Lo Mejor de Mí is the fifth studio album recorded by Mexican singer-songwriter Cristian Castro, credited for this recording simply as "Cristian." It was released by BMG U.S. Latin on September 30, 1997 (see 1997 in music). The first album from under record label. The album was produced by Rudy Pérez.

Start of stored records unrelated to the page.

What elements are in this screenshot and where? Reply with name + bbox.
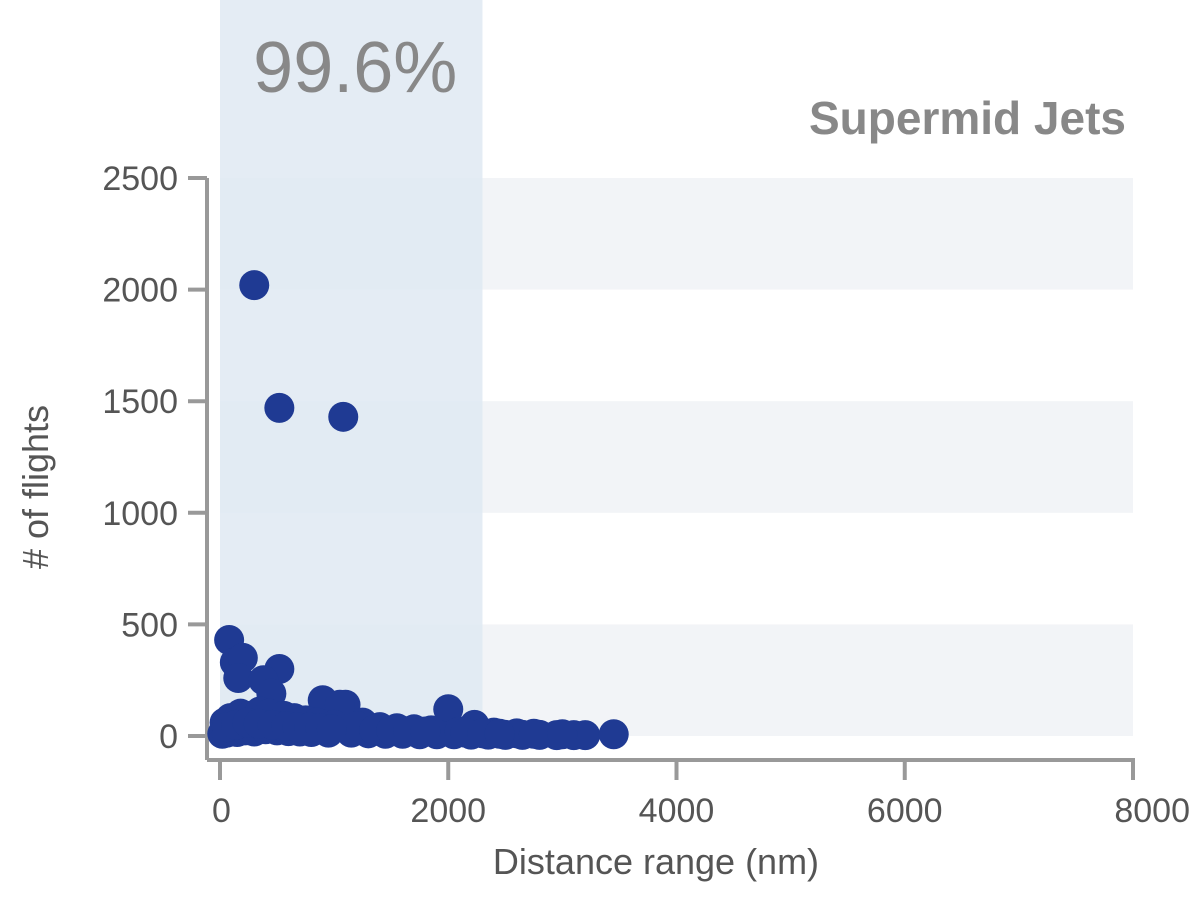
- y-tick-labels: 0 500 1000 1500 2000 2500: [102, 160, 178, 756]
- x-tick-label: 4000: [639, 792, 715, 830]
- data-point: [433, 694, 464, 725]
- data-points: [207, 270, 629, 751]
- data-point: [598, 719, 629, 750]
- y-tick-label: 0: [159, 718, 178, 756]
- data-point: [410, 716, 441, 747]
- data-point: [547, 719, 578, 750]
- data-point: [223, 662, 254, 693]
- x-tick-label: 8000: [1114, 792, 1190, 830]
- data-point: [518, 718, 549, 749]
- data-point: [570, 720, 601, 751]
- data-point: [484, 718, 515, 749]
- highlight-region-label: 99.6%: [253, 28, 457, 108]
- y-tick-label: 2500: [102, 160, 178, 198]
- x-tick-label: 6000: [867, 792, 943, 830]
- highlight-region: [220, 0, 483, 736]
- x-axis-title: Distance range (nm): [493, 841, 819, 882]
- x-tick-label: 2000: [410, 792, 486, 830]
- data-point: [264, 392, 295, 423]
- y-tick-label: 2000: [102, 272, 178, 310]
- y-tick-label: 1500: [102, 383, 178, 421]
- x-tick-labels: 0 2000 4000 6000 8000: [212, 792, 1190, 830]
- chart-title: Supermid Jets: [809, 92, 1126, 144]
- y-tick-label: 1000: [102, 495, 178, 533]
- x-tick-label: 0: [212, 792, 231, 830]
- data-point: [328, 401, 359, 432]
- y-tick-label: 500: [121, 606, 178, 644]
- data-point: [316, 714, 347, 745]
- y-axis-title: # of flights: [15, 405, 56, 569]
- data-point: [239, 270, 270, 301]
- axes: [188, 176, 1135, 780]
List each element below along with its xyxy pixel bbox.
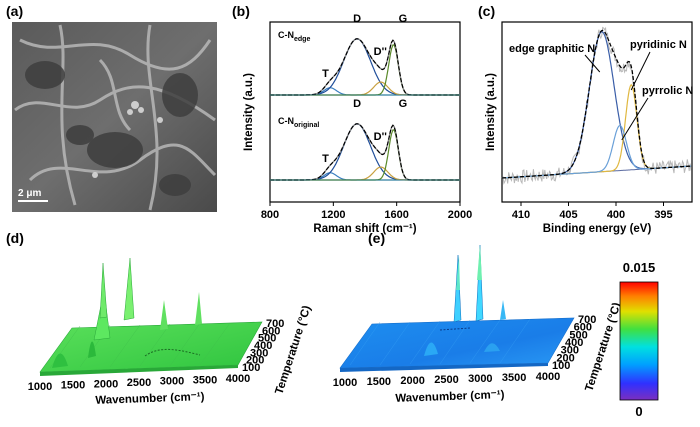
surface-e-y-ticklabel-2: 300: [561, 345, 579, 357]
peak-Dpp-bottom: D'': [374, 131, 388, 143]
surface-d-x-ticklabel-6: 4000: [226, 373, 250, 385]
panel-d: (d) 1000 1500 2000 2500 3000 3500 400010020030…: [6, 230, 314, 407]
annot-arrow-pyrrolic: [621, 97, 649, 141]
annot-arrow-pyridinic: [630, 51, 651, 91]
raman-component-Dpp-0: [270, 81, 460, 96]
panel-c-label: (c): [478, 3, 495, 19]
xps-curves: [501, 26, 692, 185]
raman-measured-0: [270, 38, 460, 96]
surface-d-y-ticklabel-4: 500: [258, 333, 276, 345]
panel-c: (c) Intensity (a.u.) Binding energy (eV)…: [478, 3, 693, 235]
xps-component-pyridinic: [501, 83, 692, 179]
surface-e-x-ticklabel-3: 2500: [434, 374, 458, 386]
surface-d-y-ticklabel-1: 200: [246, 355, 264, 367]
surface-d-x-ticklabel-0: 1000: [28, 381, 52, 393]
surface-e-x-ticklabel-0: 1000: [333, 377, 357, 389]
surface-e-y-ticklabel-6: 700: [578, 314, 596, 326]
surface-d-x-ticklabel-5: 3500: [193, 374, 217, 386]
peak-T-bottom: T: [322, 153, 329, 165]
raman-component-G-1: [270, 129, 460, 181]
peak-D-top: D: [353, 13, 361, 25]
raman-curves: [270, 38, 460, 181]
surface-d-xlabel: Wavenumber (cm⁻¹): [95, 391, 205, 407]
raman-measured-1: [270, 123, 460, 181]
surface-e-x-ticklabel-4: 3000: [468, 373, 492, 385]
xps-component-pyrrolic: [501, 124, 692, 179]
surface-e-xlabel: Wavenumber (cm⁻¹): [395, 389, 505, 405]
annot-arrow-graphitic: [584, 54, 601, 73]
panel-a: (a) 2 μm: [6, 3, 217, 212]
surface-d-axes: 1000 1500 2000 2500 3000 3500 4000100200300400…: [28, 318, 285, 393]
panel-e-label: (e): [368, 230, 385, 246]
xps-ylabel: Intensity (a.u.): [485, 73, 497, 151]
raman-x-ticklabel-3: 2000: [448, 209, 472, 221]
xps-annotations: edge graphitic N pyridinic N pyrrolic N: [509, 39, 693, 141]
surface-d-x-ticklabel-2: 2000: [94, 378, 118, 390]
peak-G-top: G: [399, 13, 408, 25]
surface-d-y-ticklabel-3: 400: [254, 340, 272, 352]
xps-x-ticklabel-0: 410: [512, 209, 530, 221]
trace-top-label: C-Nedge: [278, 30, 310, 43]
surface-d-y-ticklabel-2: 300: [250, 347, 268, 359]
surface-e-x-ticklabel-2: 2000: [400, 375, 424, 387]
raman-component-G-0: [270, 44, 460, 96]
raman-xlabel: Raman shift (cm⁻¹): [313, 223, 416, 235]
raman-x-ticklabel-2: 1600: [384, 209, 408, 221]
peak-Dpp-top: D'': [374, 46, 388, 58]
surface-e-axes: 1000 1500 2000 2500 3000 3500 4000100200300400…: [333, 314, 597, 389]
raman-peak-labels: T D D'' G T D D'' G: [322, 13, 407, 165]
xps-frame: [501, 21, 693, 203]
surface-d-x-ticklabel-4: 3000: [160, 376, 184, 388]
surface-e-y-ticklabel-5: 600: [574, 322, 592, 334]
raman-ylabel: Intensity (a.u.): [243, 73, 255, 151]
surface-e-y-ticklabel-1: 200: [556, 352, 574, 364]
surface-e-x-ticklabel-1: 1500: [367, 376, 391, 388]
panel-b: (b) Intensity (a.u.) Raman shift (cm⁻¹) …: [232, 3, 472, 235]
raman-x-ticklabel-0: 800: [261, 209, 279, 221]
annot-pyridinic-n: pyridinic N: [630, 39, 687, 51]
colorbar-min-label: 0: [635, 404, 642, 419]
surface-d-y-ticklabel-5: 600: [262, 325, 280, 337]
panel-e: (e) 1000 1500 2000 2500 3000 3500 400010020030…: [333, 230, 659, 419]
raman-component-Dpp-1: [270, 166, 460, 181]
surface-e-y-ticklabel-4: 500: [569, 329, 587, 341]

This album received nomination for Grammy Award for Best Latin Pop Album at the 40th Annual Grammy Awards, hold on Wednesday, February 25, 1998, losing to Romances by Luis Miguel. The title track was included in the 1998 compilation recording Billboard Latin Music Awards Superstar Hits and reached #1 on Hot Latin Tracks of 1997. The album also was nominated for Pop Recording of the Year at the 10th Lo Nuestro Awards, losing to Me Estoy Enamorando by Alejandro Fernández.

Professional ratings
Review scores
| Source | Rating |
| Allmusic |  |

==Track listing==

| No. | Title | Writer(s) | Producer (es) | Length |
|---|---|---|---|---|
| 1. | "Lo Mejor de Mí" | Rudy Pérez | Rudy Pérez | 3:56 |
| 2. | "Sé Mi Aire" | Fernando Osorio | Rudy Pérez | 3:59 |
| 3. | "Nadie" | Cristian Castro; Eros Ramazzotti; | Rudy Pérez | 3:31 |
| 4. | "Si Tú Me Amaras" | Rudy Pérez | Rudy Pérez | 4:17 |
| 5. | "Lloraré" | Fernando Osorio | Rudy Pérez | 3:36 |
| 6. | "Amaneciendo En Ti" | Alfredo Matheus | Rudy Pérez | 4:04 |
| 7. | "Me Tomas, Me Sueltas" | Claudia Brant; Dany Tomás; Macelo Wengrovski; | Rudy Pérez | 4:24 |
| 8. | "Necesitas Amor" (Bisogno D'Amore) | Danilo Amerio Adapt: Spanish: Cristian | Rudy Pérez | 4:07 |
| 9. | "Seré Para Ti" | Mark Portmann; Rudy Pérez; | Rudy Pérez | 5:42 |
| 10. | "Si Acaba Bien" | Mario Patiño; Rudy Pérez; | Rudy Pérez | 3:39 |
| 11. | "En Dónde Estás Tú" | Mauricio Abaroa | Rudy Pérez | 4:40 |
| 12. | "Lloran Las Rosas" | Alfredo Matheus | Rudy Pérez | 4:27 |
| 13. | "Después De Ti...¿Qué?" (with Raúl Di Blasio) | Rudy Pérez | Rudy Pérez | 5:30 |
| Total length: |  |  |  | 55:14 |

==Charts==

| Chart (1997) | Peak position |
|---|---|
| Argentine Albums Chart | 1 |
| U.S. Billboard Top Latin Albums | 5 |
| U.S. Billboard Latin Pop Albums | 4 |
| U.S. Billboard Heatseekers Albums | 20 |

==Sales and certifications==

| Region | Certification | Certified units/sales |
| Mexico (AMPROFON) | 2× Gold | 200,000^{^} |
| United States (RIAA) | 2× Platinum (Latin) | 200,000^{^} |
^{^} Shipments figures based on certification alone.